According to her, being subjected to the Pedro Pan exodus counts as a privilege: The airlift was a “perk” that has been not awarded to any other immigrant group -- some sort of economic aid package -- and it serves as proof that Cuban exiles have been coddled, and that their success story in the States has more to do with American largess than with any positive cultural traits they might claim as their own.

Good grief. Never mind what the parents suffered: that should be obvious to anyone who empathized with Elian’s father. Think of the kids. Operation Pedro Pan was no Head Start program. Most of these boys and girls spent years on their own because Castro’s government prevented their parents from leaving Cuba.
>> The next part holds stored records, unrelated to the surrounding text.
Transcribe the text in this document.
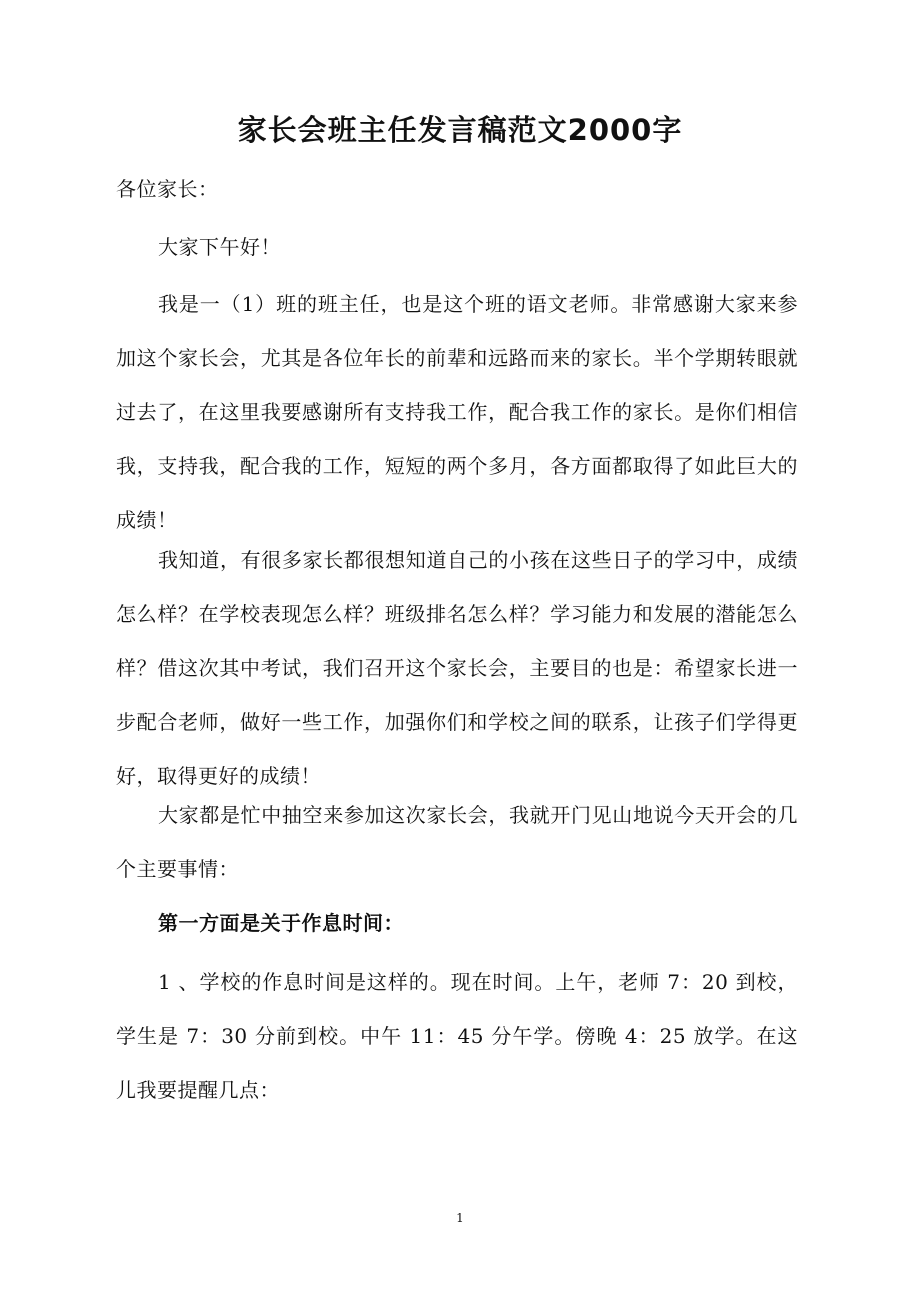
家长会班主任发言稿范文2000字

各位家长：

大家下午好！

我是一（1）班的班主任，也是这个班的语文老师。非常感谢大家来参加这个家长会，尤其是各位年长的前辈和远路而来的家长。半个学期转眼就过去了，在这里我要感谢所有支持我工作，配合我工作的家长。是你们相信我，支持我，配合我的工作，短短的两个多月，各方面都取得了如此巨大的成绩！

我知道，有很多家长都很想知道自己的小孩在这些日子的学习中，成绩怎么样？在学校表现怎么样？班级排名怎么样？学习能力和发展的潜能怎么样？借这次其中考试，我们召开这个家长会，主要目的也是：希望家长进一步配合老师，做好一些工作，加强你们和学校之间的联系，让孩子们学得更好，取得更好的成绩！

大家都是忙中抽空来参加这次家长会，我就开门见山地说今天开会的几个主要事情：

第一方面是关于作息时间：

1 、学校的作息时间是这样的。现在时间。上午，老师 7：20 到校，学生是 7：30 分前到校。中午 11：45 分午学。傍晚 4：25 放学。在这儿我要提醒几点：

1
Many ended up living in squalid, brutal places, including orphanages and halfway houses for delinquents. Some had to drop out of school or put it on the back burner. Many were never reunited with their families. All were scarred for life by the experience, and yet all had to compete for their share of the American pie as Hispanics, an ethnic minority that many Americans continue to view as inferior and quite incapable of rational behavior.

I know this because I was one of those kids. If such an ordeal counts as a perk, or if it really has nothing to do with the pursuit of freedom, please send me to hell; it’s bound to be a much more reasonable place. Besides, in hell no one will blame us Cubans for ruining the neighborhood. Not even the journalists.